Vers des agences internationales par secteur

Nous ne pré­ten­dons pas que notre façon de faire est l’unique approche valide – nous pen­sons sim­ple­ment qu’elle est sus­cep­tible d’éviter les échecs répé­tés que les grands groupes et les start-up ont essuyés depuis une dizaine d’années. Le retour des entre­pre­neurs que nous ren­con­trons depuis 2018 nous le confirme : ils sont extrê­me­ment satis­faits et par­fois sur­pris de décou­vrir qu’une admi­nis­tra­tion soit capable de com­prendre et par­ler aus­si bien le lan­gage entre­pre­neu­rial. Or la voie que nous avons créée est dupli­cable, en com­men­çant par les minis­tères ayant un péri­mètre clai­re­ment action­nable (éner­gie, trans­ports, san­té, inté­rieur par exemple).

Il serait natu­rel de voir appa­raître des agences inter­na­tio­nales (AI.X), par sec­teur, fon­dées sur la même alchi­mie d’intelligence éco­no­mique et de conduite de pro­jets d’innovation que l’AID. Une agence d’innovation sec­to­rielle aura des actifs mobi­li­sables (exper­tise tech­nique, uti­li­sa­teurs finaux, moyens tech­niques, levier de la régle­men­ta­tion), ce qu’un orga­nisme dédié à l’innovation géné­ra­liste pei­ne­ra à avoir. Sans la pro­fon­deur d’analyse de la veille qui per­met de tenir compte de la matu­ri­té des pro­jets, sans le levier du besoin métier, le risque sera éle­vé de construire des gui­chets de finan­ce­ment, ou des labs qui fini­ront en « usines à POC » (inno­ver pour inno­ver et non pour progresser).

Enfin, dans une logique d’État en réseau où l’intelligence se situe aux extré­mi­tés et non en cen­trale, pour reprendre les termes de Sébas­tien Soria­no (96), ces agences d’innovation sec­to­rielles se foca­li­se­raient sur leurs prio­ri­tés, leurs pain points ; leur action com­bi­née, pour l’État, serait pro­ba­ble­ment plus effi­cace qu’une approche cen­tra­li­sée et dépour­vue d’une fina­li­té d’action.
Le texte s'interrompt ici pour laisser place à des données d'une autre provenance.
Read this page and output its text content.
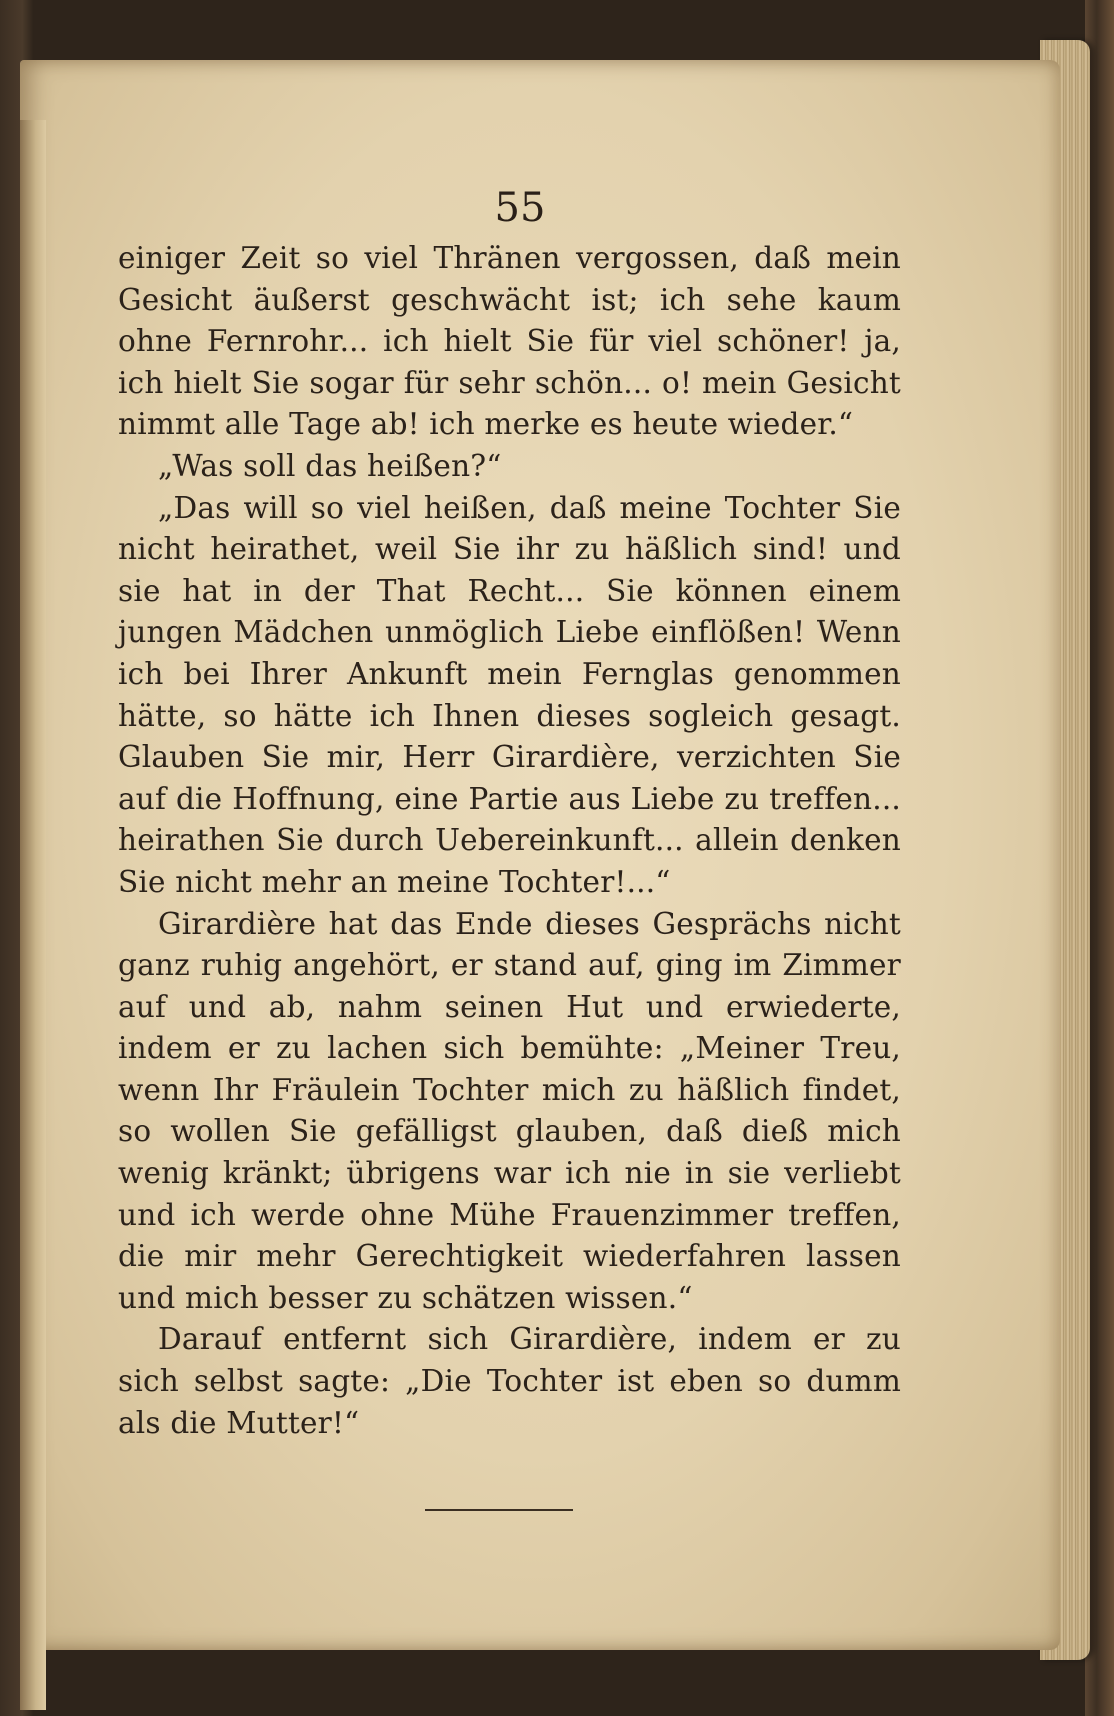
55

einiger Zeit so viel Thränen vergossen, daß mein Gesicht äußerst geschwächt ist; ich sehe kaum ohne Fernrohr... ich hielt Sie für viel schöner! ja, ich hielt Sie sogar für sehr schön... o! mein Gesicht nimmt alle Tage ab! ich merke es heute wieder.“

„Was soll das heißen?“

„Das will so viel heißen, daß meine Tochter Sie nicht heirathet, weil Sie ihr zu häßlich sind! und sie hat in der That Recht... Sie können einem jungen Mädchen unmöglich Liebe einflößen! Wenn ich bei Ihrer Ankunft mein Fernglas genommen hätte, so hätte ich Ihnen dieses sogleich gesagt. Glauben Sie mir, Herr Girardière, verzichten Sie auf die Hoffnung, eine Partie aus Liebe zu treffen... heirathen Sie durch Uebereinkunft... allein denken Sie nicht mehr an meine Tochter!...“

Girardière hat das Ende dieses Gesprächs nicht ganz ruhig angehört, er stand auf, ging im Zimmer auf und ab, nahm seinen Hut und erwiederte, indem er zu lachen sich bemühte: „Meiner Treu, wenn Ihr Fräulein Tochter mich zu häßlich findet, so wollen Sie gefälligst glauben, daß dieß mich wenig kränkt; übrigens war ich nie in sie verliebt und ich werde ohne Mühe Frauenzimmer treffen, die mir mehr Gerechtigkeit wiederfahren lassen und mich besser zu schätzen wissen.“

Darauf entfernt sich Girardière, indem er zu sich selbst sagte: „Die Tochter ist eben so dumm als die Mutter!“
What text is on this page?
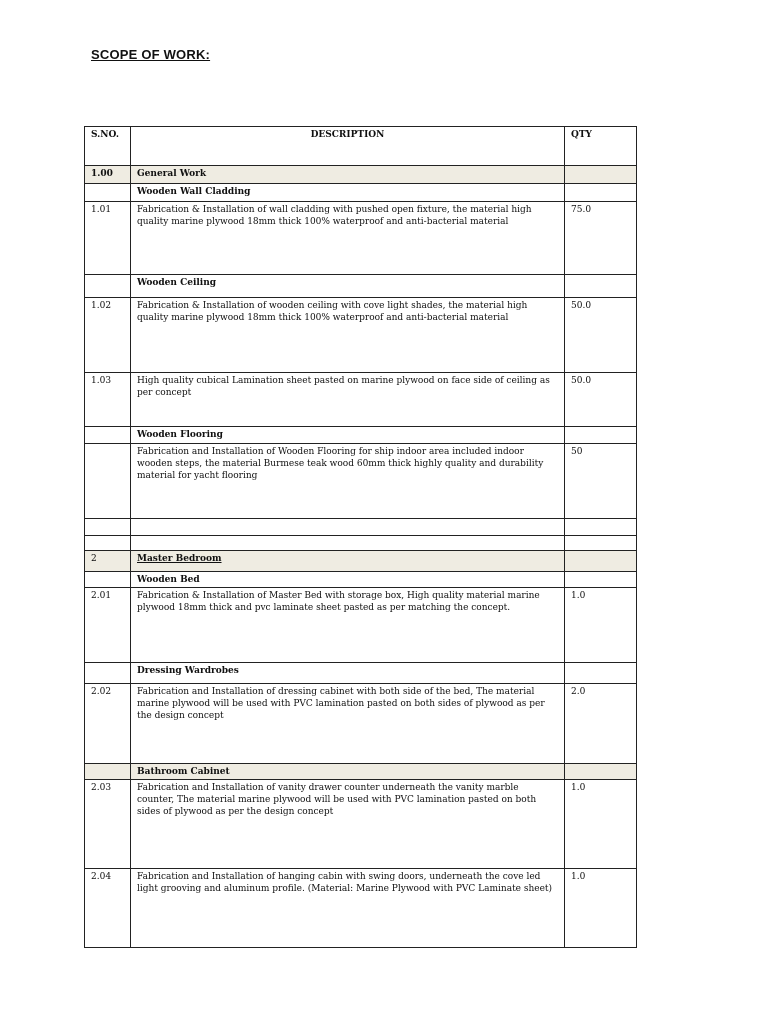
SCOPE OF WORK:
S.NO.	DESCRIPTION	QTY
1.00	General Work	
	Wooden Wall Cladding	
1.01	Fabrication & Installation of wall cladding with pushed open fixture, the material high quality marine plywood 18mm thick 100% waterproof and anti-bacterial material	75.0
	Wooden Ceiling	
1.02	Fabrication & Installation of wooden ceiling with cove light shades, the material high quality marine plywood 18mm thick 100% waterproof and anti-bacterial material	50.0
1.03	High quality cubical Lamination sheet pasted on marine plywood on face side of ceiling as per concept	50.0
	Wooden Flooring	
	Fabrication and Installation of Wooden Flooring for ship indoor area included indoor wooden steps, the material Burmese teak wood 60mm thick highly quality and durability material for yacht flooring	50

2	Master Bedroom	
	Wooden Bed	
2.01	Fabrication & Installation of Master Bed with storage box, High quality material marine plywood 18mm thick and pvc laminate sheet pasted as per matching the concept.	1.0
	Dressing Wardrobes	
2.02	Fabrication and Installation of dressing cabinet with both side of the bed, The material marine plywood will be used with PVC lamination pasted on both sides of plywood as per the design concept	2.0
	Bathroom Cabinet	
2.03	Fabrication and Installation of vanity drawer counter underneath the vanity marble counter, The material marine plywood will be used with PVC lamination pasted on both sides of plywood as per the design concept	1.0
2.04	Fabrication and Installation of hanging cabin with swing doors, underneath the cove led light grooving and aluminum profile. (Material: Marine Plywood with PVC Laminate sheet)	1.0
Selon un mode d’organisation inno­vante, après l’émergence de quelques AI.X, une micro­fonc­tion cen­trale pour­rait assu­rer dans un second temps un rôle de sou­tien-faci­li­ta­teur per­ma­nent à l’ensemble du réseau des AI.X, afin de dif­fu­ser les bonnes pra­tiques et les réus­sites, pro­po­ser des outils et per­mettre au dis­po­si­tif de pro­gres­ser (ges­tion RH, vision transverse).